オメガバースサンプルです。神無月柊α、紫苑美月Ω

二巻途中の挿絵
小田原のお堀から池を眺めながら、物思いにふける美月
霜月・半同棲
朝はもう、ぐっと冷え込むようになった。外の草を踏めばシャリっと音がする。お互いに好きあっているのだと自覚してから、元々甲斐甲斐しかった神無月が、更に世話を焼くようになった。
「好きだ」
無節操に好きだと言ってくるのにももう慣れて、つい適当にあしらってしまう。
「ハイハイ。僕も、です」
相変わらず適当だ、とコーヒーを入れながらぶつぶつ文句を言う神無月に、これでもかと甘ったるいおはよう、のキスをする。

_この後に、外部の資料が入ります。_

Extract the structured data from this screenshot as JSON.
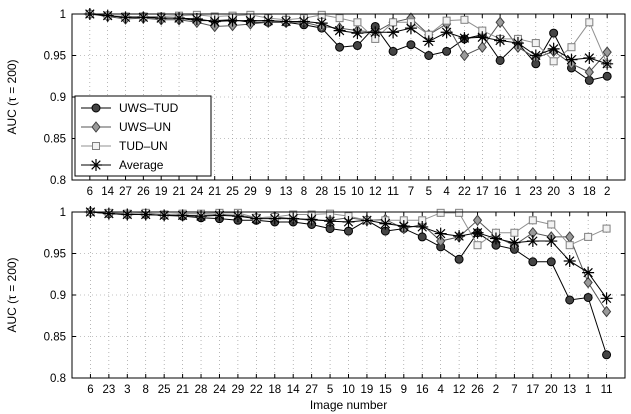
{
  "figure": {
    "xlabel": "Image number"
  },
  "legend": [
    "UWS–TUD",
    "UWS–UN",
    "TUD–UN",
    "Average"
  ],
  "chart_data": [
    {
      "type": "line",
      "ylabel": "AUC (τ = 200)",
      "ylim": [
        0.8,
        1
      ],
      "yticks": [
        "0.8",
        "0.85",
        "0.9",
        "0.95",
        "1"
      ],
      "grid": true,
      "legend_position": "lower-left",
      "categories": [
        "6",
        "14",
        "27",
        "26",
        "19",
        "21",
        "24",
        "21",
        "25",
        "29",
        "9",
        "13",
        "8",
        "28",
        "15",
        "10",
        "12",
        "11",
        "7",
        "5",
        "4",
        "22",
        "17",
        "16",
        "1",
        "23",
        "20",
        "3",
        "18",
        "2"
      ],
      "series": [
        {
          "name": "UWS–TUD",
          "marker": "circle",
          "values": [
            1,
            0.998,
            0.996,
            0.997,
            0.995,
            0.995,
            0.992,
            0.992,
            0.993,
            0.99,
            0.99,
            0.99,
            0.987,
            0.983,
            0.96,
            0.962,
            0.985,
            0.955,
            0.963,
            0.95,
            0.955,
            0.97,
            0.975,
            0.944,
            0.965,
            0.94,
            0.977,
            0.935,
            0.92,
            0.925
          ]
        },
        {
          "name": "UWS–UN",
          "marker": "diamond",
          "values": [
            1,
            0.997,
            0.994,
            0.995,
            0.993,
            0.993,
            0.99,
            0.985,
            0.986,
            0.988,
            0.99,
            0.99,
            0.99,
            0.985,
            0.983,
            0.98,
            0.978,
            0.99,
            0.995,
            0.975,
            0.988,
            0.95,
            0.96,
            0.99,
            0.96,
            0.947,
            0.955,
            0.94,
            0.93,
            0.954
          ]
        },
        {
          "name": "TUD–UN",
          "marker": "square",
          "values": [
            1,
            0.998,
            0.997,
            0.997,
            0.997,
            0.998,
            0.999,
            0.997,
            0.998,
            0.999,
            0.995,
            0.993,
            0.995,
            0.999,
            0.995,
            0.99,
            0.97,
            0.99,
            0.99,
            0.975,
            0.992,
            0.993,
            0.98,
            0.97,
            0.97,
            0.965,
            0.943,
            0.96,
            0.99,
            0.94
          ]
        },
        {
          "name": "Average",
          "marker": "asterisk",
          "values": [
            1,
            0.998,
            0.996,
            0.996,
            0.995,
            0.995,
            0.994,
            0.991,
            0.992,
            0.992,
            0.992,
            0.991,
            0.991,
            0.989,
            0.98,
            0.977,
            0.978,
            0.978,
            0.983,
            0.967,
            0.978,
            0.971,
            0.972,
            0.968,
            0.965,
            0.95,
            0.958,
            0.945,
            0.947,
            0.94
          ]
        }
      ]
    },
    {
      "type": "line",
      "ylabel": "AUC (τ = 200)",
      "ylim": [
        0.8,
        1
      ],
      "yticks": [
        "0.8",
        "0.85",
        "0.9",
        "0.95",
        "1"
      ],
      "grid": true,
      "categories": [
        "6",
        "23",
        "3",
        "8",
        "25",
        "21",
        "28",
        "24",
        "29",
        "22",
        "18",
        "14",
        "27",
        "5",
        "10",
        "19",
        "15",
        "9",
        "16",
        "4",
        "12",
        "26",
        "2",
        "7",
        "17",
        "20",
        "13",
        "1",
        "11"
      ],
      "series": [
        {
          "name": "UWS–TUD",
          "marker": "circle",
          "values": [
            1,
            0.998,
            0.997,
            0.997,
            0.996,
            0.995,
            0.993,
            0.992,
            0.99,
            0.99,
            0.988,
            0.988,
            0.985,
            0.98,
            0.977,
            0.99,
            0.977,
            0.98,
            0.97,
            0.958,
            0.943,
            0.975,
            0.96,
            0.955,
            0.94,
            0.94,
            0.894,
            0.897,
            0.828
          ]
        },
        {
          "name": "UWS–UN",
          "marker": "diamond",
          "values": [
            1,
            0.998,
            0.997,
            0.997,
            0.996,
            0.996,
            0.996,
            0.997,
            0.996,
            0.993,
            0.994,
            0.992,
            0.99,
            0.99,
            0.993,
            0.99,
            0.991,
            0.98,
            0.985,
            0.965,
            0.97,
            0.99,
            0.97,
            0.96,
            0.975,
            0.97,
            0.97,
            0.915,
            0.88
          ]
        },
        {
          "name": "TUD–UN",
          "marker": "square",
          "values": [
            1,
            0.999,
            0.998,
            0.999,
            0.997,
            0.998,
            0.998,
            0.999,
            0.999,
            0.993,
            0.994,
            0.997,
            0.997,
            0.998,
            0.995,
            0.99,
            0.99,
            0.99,
            0.99,
            0.999,
            0.999,
            0.96,
            0.975,
            0.975,
            0.99,
            0.985,
            0.96,
            0.97,
            0.98
          ]
        },
        {
          "name": "Average",
          "marker": "asterisk",
          "values": [
            1,
            0.998,
            0.997,
            0.997,
            0.996,
            0.996,
            0.995,
            0.996,
            0.995,
            0.992,
            0.992,
            0.992,
            0.991,
            0.989,
            0.988,
            0.99,
            0.986,
            0.983,
            0.982,
            0.974,
            0.971,
            0.975,
            0.968,
            0.963,
            0.965,
            0.965,
            0.941,
            0.927,
            0.896
          ]
        }
      ]
    }
  ]
}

不意打ちに弱いのだという事も、この一か月半同棲をしながら判った出来事だ。
ガシャーン。キッチンで朝ご飯を作っていた神無月の手元から、金属のボールが床に落ちた。
「何しているんですか……」
呆れる紫苑に、神無月は冷たい目を向け、わざとだ、と冷ややかな声を返してきた。
「人を意地が悪いみたいに言わないで下さいよ。キスしたかっただけですよ」
「美月……」
「キス、しない方が良かったですか?」
「そんな事は言っていない。嬉しいに決まっている。でも不意打ちは卑怯だぞ」
実は照れ屋なのだと言う事も、わかった。
段々と尻つぼみになる声が可愛くて、こんな時だけは自分の方が優位だと、ちょっとした優越感を覚えていた。
「嚙みたい……」
神無月はあれから幾度も、そう言う様になった。
「嫌ですよ」
その度に、紫苑は毎回、同じ事を答えている。アルファがオメガの項を噛む。理性で行う結婚以上に、本能のなせる業だと思っているし、神無月の事を心底愛している紫苑にしてみれば、出来損ないの自分なんかが番ったところで、末路は見えていた。何より神無月の心変わりが怖かった。
「まだそんな事を言っているのか」
紫苑の首には、プロテクターが巻かれていた。